Por Andrés Rodríguez P.
A raíz del reciente y tan comentado debut como director de escena en la ópera Katia Kabanova del cineasta Pablo Larraín, conviene hacer una reflexión acerca de la cercana relación que tienen estas dos manifestaciones artísticas.
La ópera nació alrededor del año 1600 en Italia. Fue en esa época que compositores y libretistas se decidieron a integrar la música y el canto a una obra teatral. Son, en consecuencia, más de 400 años desde que este género entró en vigencia en el mundo cultural y artístico. Y sigue produciendo decenas de nuevas obras cada año. Hoy hay cerca de 2.000 óperas escritas.
Cuando no había cine, antes de 1895, el público que quería ver un espectáculo en vivo en el que hubiera drama, acción, comedia, música o simplemente diversión, iba al teatro de prosa, a un concierto o a la ópera. A comienzos del siglo XX, sin embargo, el cine empezó a desarrollarse con mucha fuerza y se transformó en la gran entretención popular que es. Con todos los medios tecnológicos imaginables que están a su alcance, el cine hoy permite crear, producir y reproducir prácticamente lo que uno quiera y lo que la imaginación conciba.

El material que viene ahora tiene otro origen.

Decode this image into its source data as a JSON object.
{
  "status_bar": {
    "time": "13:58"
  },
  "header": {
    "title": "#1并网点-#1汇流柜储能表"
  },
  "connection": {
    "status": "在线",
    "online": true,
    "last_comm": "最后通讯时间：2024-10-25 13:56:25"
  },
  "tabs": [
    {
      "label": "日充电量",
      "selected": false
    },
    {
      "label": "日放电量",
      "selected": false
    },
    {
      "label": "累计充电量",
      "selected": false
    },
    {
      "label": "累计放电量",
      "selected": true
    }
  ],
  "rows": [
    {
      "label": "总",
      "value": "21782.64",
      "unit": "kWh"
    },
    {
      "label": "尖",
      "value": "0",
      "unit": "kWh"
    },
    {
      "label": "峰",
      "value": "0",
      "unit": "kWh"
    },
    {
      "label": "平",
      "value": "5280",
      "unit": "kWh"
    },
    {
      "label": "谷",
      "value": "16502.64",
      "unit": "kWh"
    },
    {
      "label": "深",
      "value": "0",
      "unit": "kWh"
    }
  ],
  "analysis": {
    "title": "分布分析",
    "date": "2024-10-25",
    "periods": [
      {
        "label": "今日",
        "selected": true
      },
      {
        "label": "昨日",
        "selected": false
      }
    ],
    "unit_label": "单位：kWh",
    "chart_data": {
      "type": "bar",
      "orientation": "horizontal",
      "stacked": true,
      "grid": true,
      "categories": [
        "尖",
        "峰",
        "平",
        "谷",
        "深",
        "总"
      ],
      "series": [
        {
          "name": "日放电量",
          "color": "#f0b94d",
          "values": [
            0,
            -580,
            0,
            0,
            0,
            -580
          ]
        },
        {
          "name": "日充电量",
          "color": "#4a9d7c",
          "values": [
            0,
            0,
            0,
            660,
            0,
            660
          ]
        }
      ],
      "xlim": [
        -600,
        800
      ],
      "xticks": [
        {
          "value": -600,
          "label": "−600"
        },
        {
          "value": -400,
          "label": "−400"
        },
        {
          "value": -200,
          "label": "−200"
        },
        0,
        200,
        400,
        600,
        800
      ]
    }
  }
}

Es por ello que llama poderosamente la atención la atracción y fascinación que produce en los directores de cine llegar a dirigir una ópera. Grandes y célebres cineastas de todos los tiempos han sentido ese llamado a dirigir ese espectáculo completo que es la ópera, en la cual se fusionan el drama, la comedia, la música, el canto, la actuación y la danza.
Luchino Visconti (quien dirigió muchas obras pero que es especialmente recordado por su célebre producción de La Traviata con María Callas, a quien lo unía un fuerte amistad teatral), Ken Russell (con sus polémicas producciones de M. Butterfly, Mefistófeles o Fausto), Franco Zefirelli (con sus grandiosos montajes de Aída, La Boheme o Turandot), Michael Haneke (quien el año pasado junto con ganar el Oscar a la mejor película extranjera por “Amour”, estrenaba simultáneamente el Cosi fan Tutte de Mozart en Madrid). Werner Herzog y Carlos Saura son otros grandes directores de cine que han sucumbido a la atracción que ejerce en ellos el mundo de la ópera. Y hay muchos más.
Recientemente en nuestra capital, fue Pablo Larraín, el joven cineasta nacional (“Fuga”, “Tony Manero”, “No”, “Post Mortem”) quien dio su primer paso lírico haciéndose cargo de una novedosa y lograda producción de Katia Kabanova, la ópera de Janacek que se estrenaba en Chile luego de 93 años de espera (estrenada en Brno en 1921).
La posibilidad de manejar simultáneamente a todos los actores que participan en un espectáculo, constituye uno de los poderosos atractivos del género lírico, a diferencia del cine en que pueden filmarse escenas distintas en lugares, tiempos y horas totalmente diferentes. Que luego se editan y unen.
Pero en la ópera no hay posibilidad alguna de edición. Cuando se abre el telón al público, el espectáculo ha comenzado y lo que ocurra en él será visto y apreciado por la audiencia en su conjunto. Cada función es distinta una de otra. Las hay mejores y peores.
Un artista puede estar en mejor o peor condición vocal o actoral delante del público. La orquesta puede tocar con más brío o con menos interés. El Coro, cantar con mayor o menor fuerza. Pero jamás se puede repetir si algo sale mal, mientras que en el cine se puede rodar muchas veces una escena. Son decenas las variables que se manejan en una función en vivo, y decenas las cosas que pueden ocurrir. Sin embargo, ese es el gran atractivo que mantiene vivo a este género musical desde hace más de 400 años y que lo hace tan distinto al cine.